14 June: Human Development Report for Latin America and the Caribbean 2016

 Photo: UNDP Guatemala

Economic growth alone will not reduce poverty and inequality in Latin America and the Caribbean. This is one of UNDP’s key messages for its upcoming Human Development Report for Latin America and the Caribbean “Multidimensional Progress: Well-being beyond income”, to be launched this June 14 at the Latin American and Caribbean Parliament (Parlatino) in Panama, with the attendance of more than 60 parlamentarians. 

"Clearly, ‘more of the same’ in terms of growth—and public policies—will no longer yield ‘more of the same’ in poverty and inequality reduction," said UN Assistant Secretary General and UNDP Director for Latin America and the Caribbean Jessica Faieta.

"Higher economic growth does not necessarily generate greater social progress: different policies must be in place, particularly at a time when fiscal resources, crucial to expand social safety nets, have shrunk."

UNDP stresses that people’s wellbeing must reflect “more than income” alone, calling on the region’s leaders to focus on "multidimensional progress". This includes investing in skills for better employment opportunities, in financial systems that prevent over-indebtedness and reducing gender gaps.

This third Human Development Report for Latin America and the Caribbean is an editorially independent publication commissioned by UNDP. This report is being prepared with financial support from the Spanish Agency for International Cooperation for Development (AECID, in Spanish).
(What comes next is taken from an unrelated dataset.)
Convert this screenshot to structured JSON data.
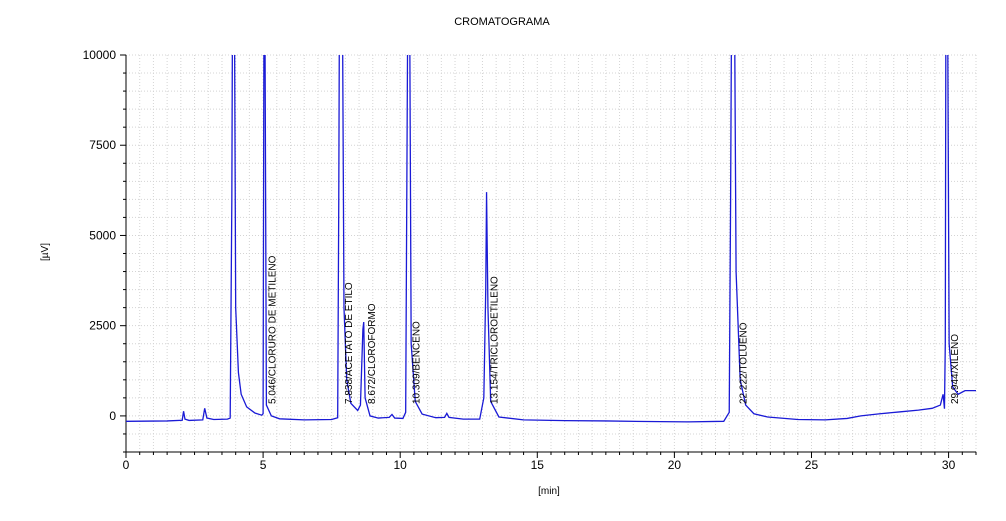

Over 20 regional authorities take part in the report’s Advisory Board including ministers, senators, academics and the current leaders of the region’s major multilateral organizations.

Fast Facts

UNDP_RBLAC_blogjimmyPhoto: UNDP Haiti

This new upcoming report shows that what determines people to be "lifted from poverty" (quality education and employment) is different from what "avoids their fallback into poverty" (existence of social safety nets and household assets).

UNDP is focusing on how to build "resilience", or the ability to absorb external shocks—financial crisis or natural disasters—without major social and economic setbacks. This is particularly important for the region’s 200 million vulnerable people: those who are neither “poor”, living below a US$4/day poverty line, nor have risen to the middle class.